【2020.4.6追記:「会計上の見積りの開示に関する会計基準」の講評に伴い、青字で追記しました。】
解説
1 担当者にとって気になる?点
請求書が来ない場合には、通常、経理処理としては起票はしません。
しかし、売上を計上済の場合、そのままですと、売上原価が過少です。
虚偽表示としてカウントされてしまうと不安になる経理担当者もおられるかもしれません。
2 経理担当者に理解してほしい点
工事などでは、既に売上計上した物件のうち、原価となる請求書が期末に未着というケースが稀にあります。価格が決まらないので、仕入先が発行しないという理由が大半です。
考え方としては、費用収益対応という会計の基本ルールから、決算上、いまだ未計上である原価相当分を、合理的に見積って売上原価として計上してもらう必要があります。以上の見積りで問題になるのが、その金額と表示科目です。
まず金額ですが、考え方としては、別のテーマで検討した「金額の見積り」の考え方に沿って金額を見積もることになります。
従来は、見積もるといっても、実際の金額の精度は、それほど神経質になる必要はなく、実務上は、なにかしらの客観的な資料中の数字に紐付けて算出してもらえれば足ります。具体的には、工事の予算書にある費用内訳を基礎に試算してもらえれば十分でした。
なお、「会計上の見積りの開示に関する会計基準」が公表されたことで、今後は、重要性があるものは注記開示に格上げになるため、監査法人も相応の合理性、厳密性を求める可能性が高まりましたので、今後は、以上の運用が若干厳しくなると予想されます。
監査対応上、想定されるのが、その金額が多額であって、当期の利益の赤黒を反転する程度のインパクトを持つ場合には、いわゆる健全な懐疑心上、利益操作の可能性を勘ぐられる可能性があるため、そうではないことを説明するために、例えば、営業担当者から、仕入れ業者との最新の価格交渉中の金額の資料を入手し監査法人に提供することが必要になるかもしれません。しかし、そのようなケースは稀と思われます。
そして表示科目ですが、実務的には、未払費用が使われることが多いと見聞きします。
会計理論的には引当金で計上すべきなのですが、スポット取引ですので、開示上(そして監査法人にとって審査上)手間がかかる引当金はパスし、他方、見積りですから確定債務ではないので、買掛金や未払金は使えない、ということで、消去法的に未払費用が使われるようです。
なお、「会計上の見積りの開示に関する会計基準」が公表されたことで、今後は、重要性があるものは注記開示に格上げになるため、外部から間違っていると指摘される可能性のある科目の使い方は監査法人から否定される蓋然性がありますので、今後は、以上の運用が若干厳しくなると予想されます。
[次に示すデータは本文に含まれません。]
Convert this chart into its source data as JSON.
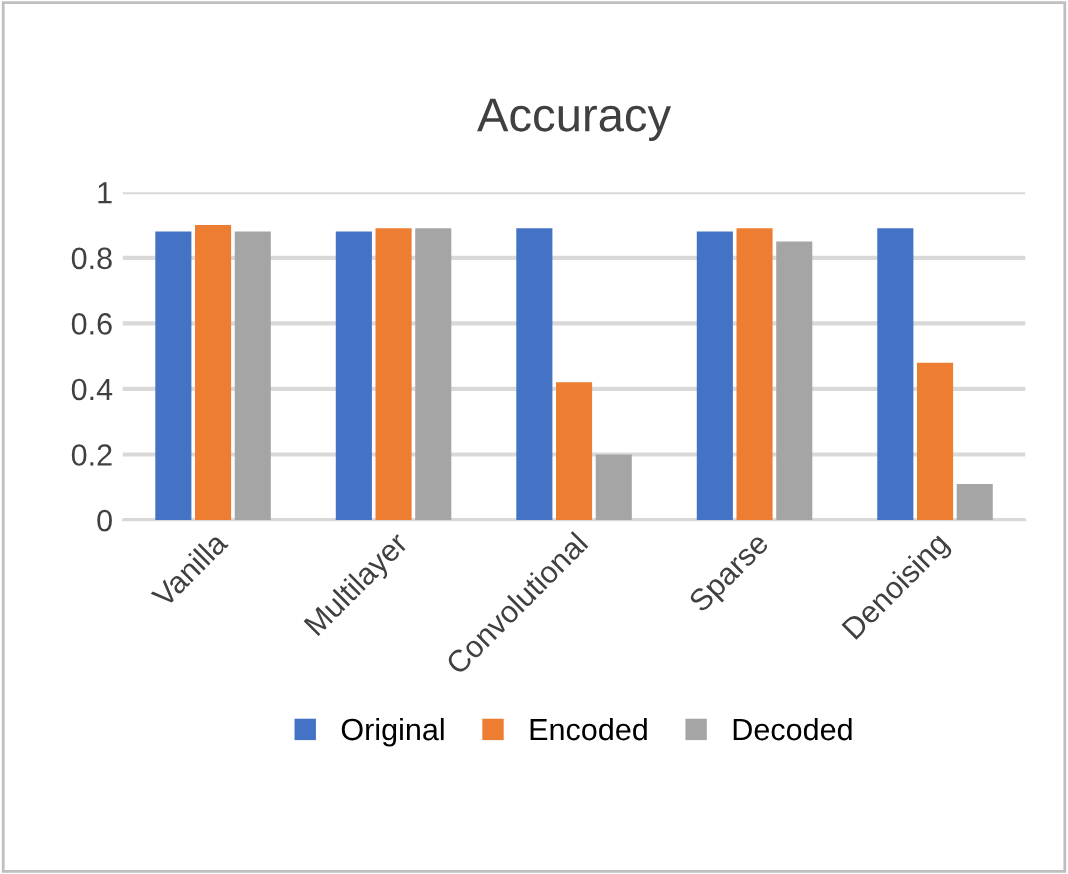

なお、このような取引がある場合、通常の懐疑心を有する主査であれば、価格が折り合っていないために請求書が未着であり、その原因として後発事象に準ずる事象が発生しているのではないか?と推定します。
ですので、主査に説明する時には、そのような懸念は無いこと、具体的には、近々に金額は確定し、請求書は繰る見込みである点を中心に、主査に説明をすると良いと考えます。
3 念のため補足する点
債務を処理する科目は、以上のように、通常未払費用ですが、買掛金、未払金、未払費用といった科目は、意外と会社ごとに過去の経緯や慣習でユニークな使い方をしていることがありますので、それとの整合性にも配慮する必要があります。
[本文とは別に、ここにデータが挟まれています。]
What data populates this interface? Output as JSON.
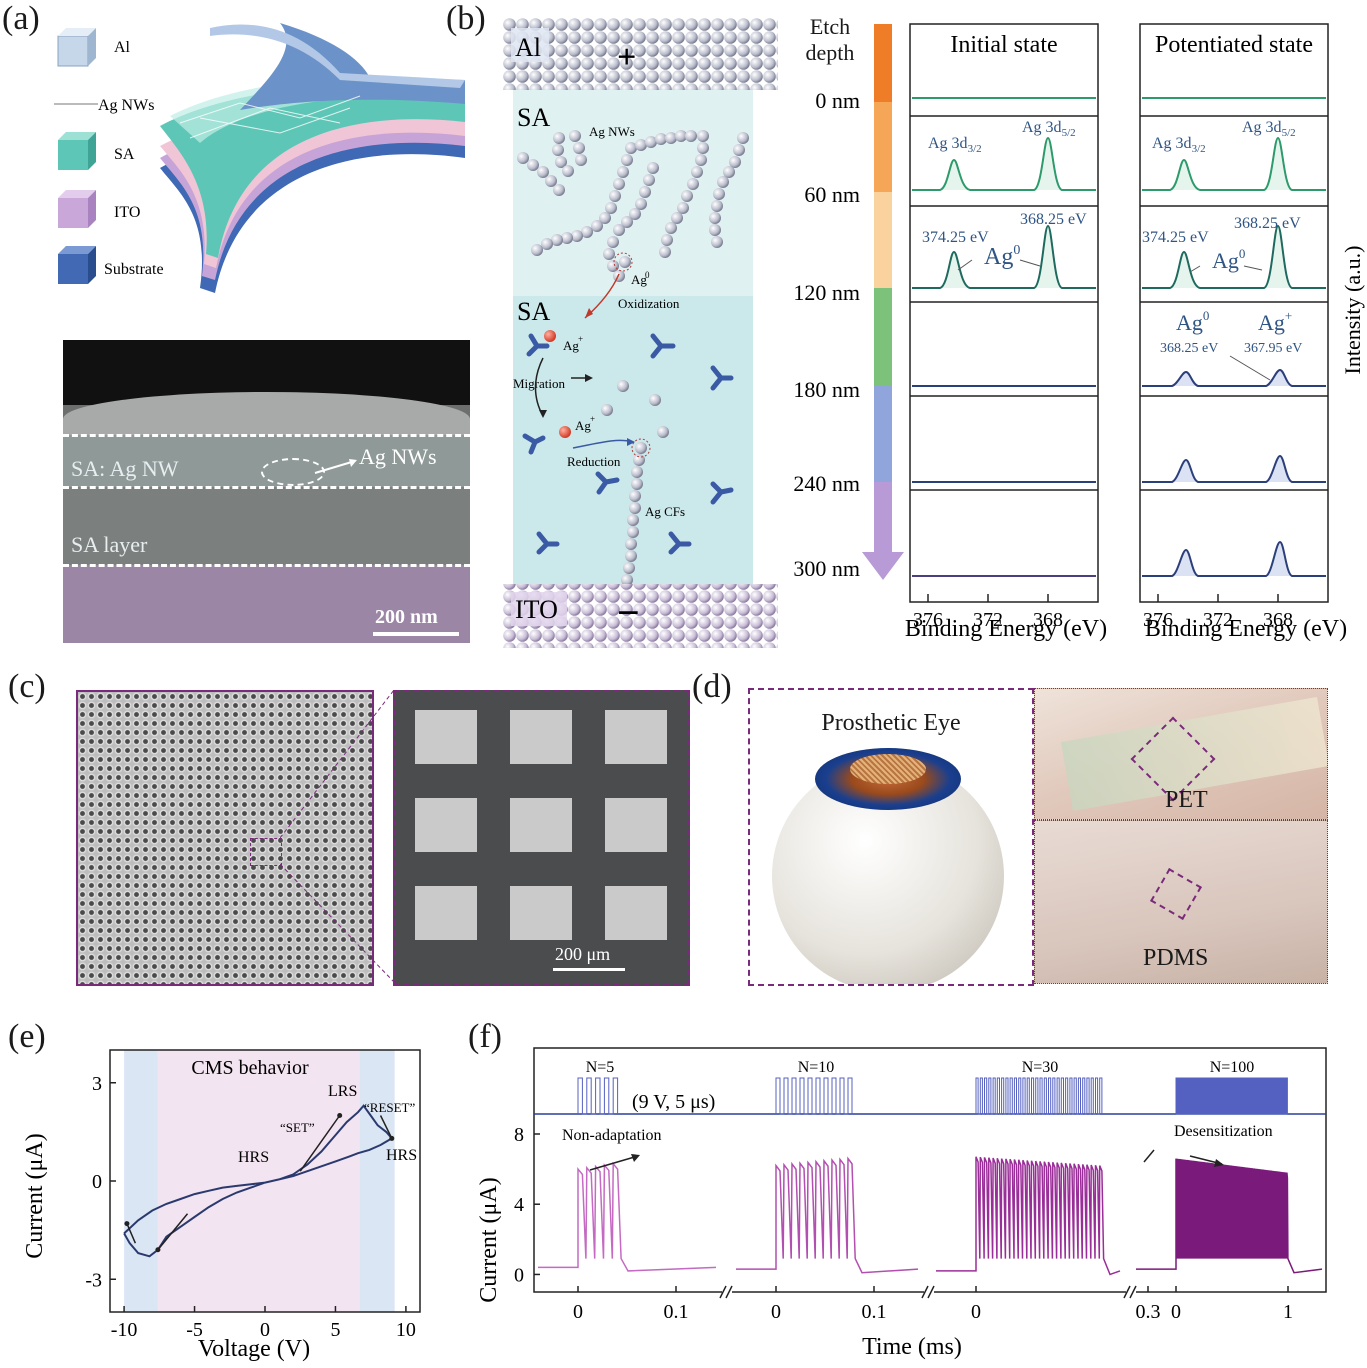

この見積金額は、後に確定金額と洗替処理され、差額は営業外損益で雑収入か雑損失で処理されるのが通常ですが、その期のPLで営業外損益項目上、財務諸表規則等で独立科目表示になってしまうようだと、敢えて営業外損益とはせずに、売上原価の増減で処理してしてしまうことも、実務上はあります。
【経理担当者にとって】
支払い請求書が期末に未到来の場合には、精度うんぬんより先に、合理的に見積もって計上することが大事です。